As Dave puts it, we have “Intelligence, awareness of the situation, switch fluidly between identities (not single agents). It aims to bring together anthropology, cognitive neuroscience and complexity science into a new discipline that can learn from traditional Complex Adaptive systems theory but isn’t bound by it”.

In Cyber Security, in particular, we “feel” anthro-complexity in our veins on a daily basis, but without a framework to discuss it gets difficult to iterate and improve. 2 great examples would be Security Awareness and Policy Compliance. We write all the things, try to make them easier and more palatable, and people still don’t follow them and we keep discussing about incentives and consequences without often realising we’re “gap thinking” and unlikely to get the result we want.

It’s in the iterations of daily work with processes, systems and human ecologies that activities happen, and without having a better grasp of the natural dispositions (do they see it as a general hindrance, nice to have or something which directly supports their identity and objectives?), taking advantage of those dispositions to bring about change by experimenting coherent approaches and focus on vector measurements (within reach/comprehension from current state) is a better way to deal with Complex input and Complex output.

Another interesting aspect to this matrix, is that both Computational Complexity and Systems Thinking take a modelling approach and Scientific Management and Antho-complexity take a Framework approach. This implies that what matters is to look at things from different perspectives and respect human judgment, this being translated as humans being front and center.

The key take-away is that all of the above have value, within limits and context.

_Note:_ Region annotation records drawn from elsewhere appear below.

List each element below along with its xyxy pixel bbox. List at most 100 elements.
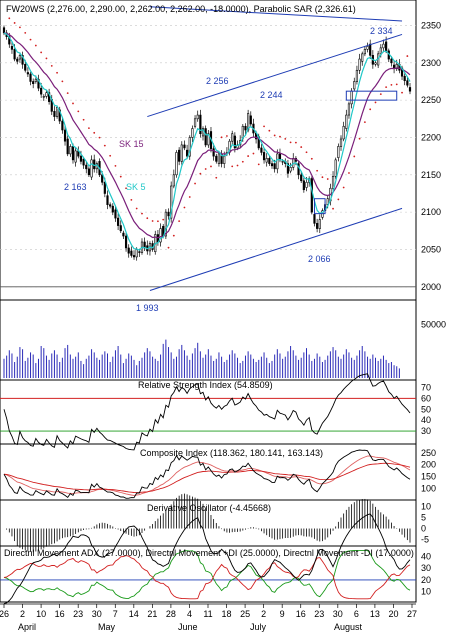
candle-down xyxy=(249,115,252,125)
x-day-label: 20 xyxy=(388,609,398,619)
candle-up xyxy=(339,138,343,147)
sar-dot xyxy=(109,154,112,157)
x-day-label: 18 xyxy=(222,609,232,619)
candle-up xyxy=(207,133,210,146)
sar-dot xyxy=(284,137,287,140)
candle-down xyxy=(10,46,14,50)
sar-dot xyxy=(157,220,159,223)
candle-up xyxy=(55,107,59,117)
candle-up xyxy=(355,69,359,82)
sar-dot xyxy=(194,182,196,185)
x-month-label: June xyxy=(178,622,198,632)
sar-dot xyxy=(268,129,271,132)
candle-down xyxy=(63,129,67,142)
candle-down xyxy=(186,149,189,157)
composite-tick-label: 200 xyxy=(421,460,436,470)
sar-dot xyxy=(204,168,207,170)
candle-up xyxy=(188,137,191,157)
x-day-label: 13 xyxy=(370,609,380,619)
price-series xyxy=(2,6,412,292)
indicator-series xyxy=(0,339,416,604)
composite-line xyxy=(3,449,411,499)
sar-dot xyxy=(167,246,170,249)
candle-up xyxy=(172,174,175,187)
x-day-label: 6 xyxy=(354,609,359,619)
candle-up xyxy=(231,133,234,142)
derivative-tick-label: -5 xyxy=(421,535,429,545)
candle-down xyxy=(48,92,51,102)
sar-dot xyxy=(24,32,27,34)
sar-dot xyxy=(93,131,96,134)
candle-down xyxy=(114,209,117,219)
sar-dot xyxy=(151,220,154,222)
sar-dot xyxy=(337,198,340,201)
candle-down xyxy=(53,111,56,117)
annotation-high-2244: 2 244 xyxy=(260,90,283,100)
sar-dot xyxy=(369,108,372,111)
x-day-label: 7 xyxy=(113,609,118,619)
candle-down xyxy=(103,181,106,194)
candle-up xyxy=(318,219,321,229)
price-tick-label: 2300 xyxy=(421,58,441,68)
sar-dot xyxy=(390,83,393,86)
composite-tick-label: 150 xyxy=(421,472,436,482)
candle-down xyxy=(130,250,133,256)
candle-up xyxy=(265,158,268,163)
candle-up xyxy=(305,181,308,188)
dmi-title: Directnl Movement ADX (27.0000), Directn… xyxy=(4,548,414,558)
candle-down xyxy=(132,255,136,258)
sar-dot xyxy=(188,196,191,198)
candle-down xyxy=(21,55,24,65)
candle-up xyxy=(247,113,250,131)
x-day-label: 21 xyxy=(147,609,157,619)
candle-down xyxy=(37,78,40,89)
candle-down xyxy=(212,148,215,157)
candle-down xyxy=(403,75,406,82)
x-day-label: 14 xyxy=(129,609,139,619)
candle-down xyxy=(13,49,16,60)
candle-down xyxy=(122,232,125,237)
candle-down xyxy=(124,235,128,249)
sar-dot xyxy=(19,26,21,29)
candle-down xyxy=(119,225,122,232)
sar-dot xyxy=(98,136,101,139)
candle-up xyxy=(159,228,162,243)
rsi-title: Relative Strength Index (54.8509) xyxy=(138,380,273,390)
candle-up xyxy=(175,152,178,176)
candle-down xyxy=(106,195,109,205)
sar-dot xyxy=(406,55,409,57)
x-month-label: August xyxy=(334,622,363,632)
candle-down xyxy=(111,205,114,213)
candle-down xyxy=(2,27,6,34)
x-day-label: 10 xyxy=(36,609,46,619)
composite-tick-label: 250 xyxy=(421,448,436,458)
candle-down xyxy=(310,178,313,213)
sar-dot xyxy=(226,135,228,137)
candle-down xyxy=(40,87,43,95)
sar-dot xyxy=(172,234,175,237)
candle-down xyxy=(204,128,207,146)
price-tick-label: 2150 xyxy=(421,170,441,180)
candle-up xyxy=(18,55,22,60)
sar-dot xyxy=(88,127,90,130)
annotation-high-2334: 2 334 xyxy=(370,26,393,36)
x-day-label: 25 xyxy=(240,609,250,619)
candle-down xyxy=(138,251,141,253)
x-month-label: April xyxy=(18,622,36,632)
sar-dot xyxy=(305,151,308,154)
sar-dot xyxy=(162,218,165,221)
candle-down xyxy=(127,247,130,254)
x-day-label: 4 xyxy=(187,609,192,619)
sar-dot xyxy=(199,172,202,175)
trendline-support xyxy=(149,207,403,292)
candle-down xyxy=(313,214,316,224)
candle-up xyxy=(34,78,37,82)
annotation-low-2066: 2 066 xyxy=(308,254,331,264)
sar-dot xyxy=(326,178,329,180)
sar-dot xyxy=(247,155,250,157)
candle-up xyxy=(69,146,72,155)
rsi-tick-label: 30 xyxy=(421,426,431,436)
dmi-tick-label: 40 xyxy=(421,551,431,561)
sar-dot xyxy=(220,136,223,139)
candle-down xyxy=(262,152,266,161)
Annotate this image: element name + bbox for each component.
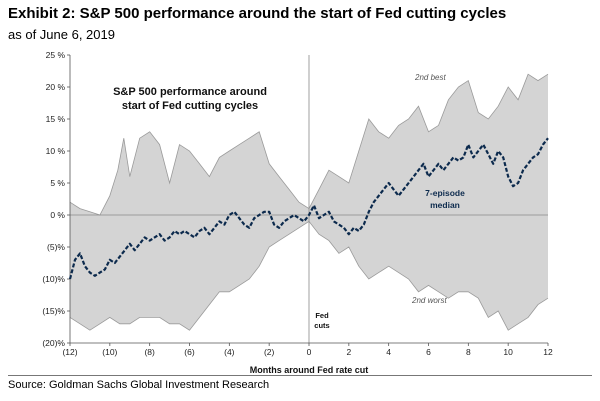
x-tick-label: (6)	[184, 347, 195, 357]
median-label-line-2: median	[430, 200, 460, 210]
y-tick-label: (5)%	[47, 242, 65, 252]
y-tick-label: (15)%	[42, 306, 65, 316]
x-tick-label: 4	[386, 347, 391, 357]
x-axis-title: Months around Fed rate cut	[250, 365, 369, 375]
source-note: Source: Goldman Sachs Global Investment …	[8, 379, 270, 391]
x-tick-label: (4)	[224, 347, 235, 357]
x-tick-label: 2	[346, 347, 351, 357]
x-tick-label: (12)	[62, 347, 77, 357]
inner-title-line-1: S&P 500 performance around	[113, 86, 267, 98]
fed-cuts-label-line-2: cuts	[314, 321, 329, 330]
y-tick-label: 25 %	[46, 50, 66, 60]
x-tick-label: 10	[503, 347, 513, 357]
median-label-line-1: 7-episode	[425, 188, 465, 198]
x-tick-label: 8	[466, 347, 471, 357]
worst-label: 2nd worst	[411, 296, 447, 305]
x-tick-label: 6	[426, 347, 431, 357]
worst-band-area	[70, 215, 548, 331]
best-band-edge	[69, 73, 549, 216]
x-tick-label: (2)	[264, 347, 275, 357]
chart-subtitle: as of June 6, 2019	[8, 27, 115, 42]
y-tick-label: 5 %	[50, 178, 65, 188]
median-layer	[68, 137, 549, 280]
source-divider	[8, 375, 592, 376]
x-tick-label: (8)	[144, 347, 155, 357]
x-tick-label: 12	[543, 347, 553, 357]
inner-title-line-2: start of Fed cutting cycles	[122, 100, 258, 112]
x-tick-label: 0	[307, 347, 312, 357]
y-tick-label: 15 %	[46, 114, 66, 124]
best-label: 2nd best	[414, 73, 446, 82]
best-band-area	[70, 74, 548, 215]
y-tick-label: 0 %	[50, 210, 65, 220]
y-tick-label: 20 %	[46, 82, 66, 92]
y-tick-label: 10 %	[46, 146, 66, 156]
label-layer: S&P 500 performance around start of Fed …	[113, 73, 465, 375]
chart-title: Exhibit 2: S&P 500 performance around th…	[8, 5, 507, 22]
x-tick-label: (10)	[102, 347, 117, 357]
axes-layer: 25 % 20 % 15 % 10 % 5 % 0 % (5)% (10)% (15)% (20)…	[42, 50, 553, 357]
median-line	[68, 137, 549, 280]
y-tick-label: (10)%	[42, 274, 65, 284]
y-tick-label: (20)%	[42, 338, 65, 348]
fed-cuts-label-line-1: Fed	[315, 311, 329, 320]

So the key is to understand its limitations, what we aim to achieve and what’s the best tool for the job at hand.

Take-aways

At the center of of looking at things from different perspectives and real world application of it, I’m a big fan of the work from John Allspaw in Resilience Engineering (https://devopsdays.org/events/2019-washington-dc/program/john-allspaw/) which heavily references taking feedback from the users of the system and effective post-mortems as a psychologically safe environment for building robustness in systems and also Jabe Bloom work on DevOps and Sociotechnicity (https://www.youtube.com/watch?v=WtfncGAeXWU) which is a brilliant piece on stakeholders interactions, and how different time span concerns over the system needs to be considered for effective collaboration.

For Cyber Security, it’s no longer enough to just stay within our narrow scope of expertise, or even extend it to understand only business or market risk. If we’ll be helping shape the next generation of consumer and professional use of security systems, improve secure behaviours in our organisations, we need to be better equipped on how to practically apply understanding of Social Sciences and Complex Adaptive Systems if we’re to have a chance at getting continuously better results. Anthro-Complexity (as opposed to other types of frameworks) does not ditch what came before it, it just helps make sense of the type of system in front of us, and ensure we apply the right frameworks and techniques to address the problem in its current context towards better stories about why, what, how, where and when people do things and who does them.